Jamestown is the first successful English colony in the US. The first enslaved Africans arrived in 1619, right at the point when the colony realizes tobacco is the future, and within a little more than a decade after its founding. We may never know what languages these first slaves spoke or what religions they practiced, although some google searching will suggest they came from Angola. What we can know is that these slaves are amongst the first people to settle in the English colonies, the first lasting English colony to more precise. This American society started culturally pluralistic, and we have often failed to recognize it.

We also shouldn't assume that the Atlantic slave trade was inevitable. It was a convenient solution to be sure, and one which Europeans could easily encourage by trading manufactured goods and helping to prop up kingdoms that were willing to capture and sell slaves. In many ways, it's a precursor to later Imperialism and certain subtler forms of modern day Imperialism and global trade. In the 18th Century, John Wesley writes, "It was some time before the Europeans found a more compendious way of procuring African slaves, by prevailing upon them to make war upon each other, and to sell their prisoners," as he rebukes the rationale for starting and maintaining the slave trade.

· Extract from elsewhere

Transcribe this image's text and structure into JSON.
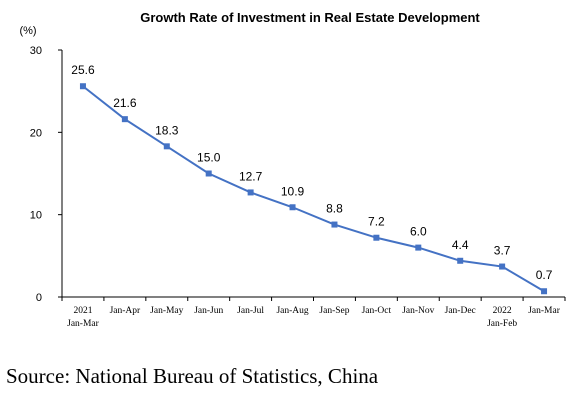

The choice to start and continue the slave trade was deliberate, and well before Wesley, there were voices of dissent.

One hundred years after the papal bulls which gave legitimacy to slavery, Pope Paul III believing that Jesus intended believers to spread the Gospel to the corners of the Earth, flatly condemns the slave trade:

"Hence Christ, who is the Truth itself, that has never failed and can never fail, said to the preachers of the faith whom He chose for that office 'Go ye and teach all nations.' He said all, without exception, for all are capable of receiving the doctrines of the faith. The enemy of the human race, who opposes all good deeds in order to bring men to destruction, beholding and envying this, invented a means never before heard of, by which he might hinder the preaching of God's word of Salvation to the people: he inspired his satellites who, to please him, have not hesitated to publish abroad that the Indians of the West and the South, and other people of whom We have recent knowledge should be treated as dumb brutes created for our service, pretending that they are incapable of receiving the Catholic Faith."

As we leave Jamestown and 1619, we leave a colony populated with Anglican Englishmen who owe their very survival to the local Powhatan, and who will build their tobacco fortunes on the backs of African men and women. In just this one colony the face of America is already many, but we will explore the other early colonies, we'll see how other peoples formed the foundation of the pluralistic society that we live in today.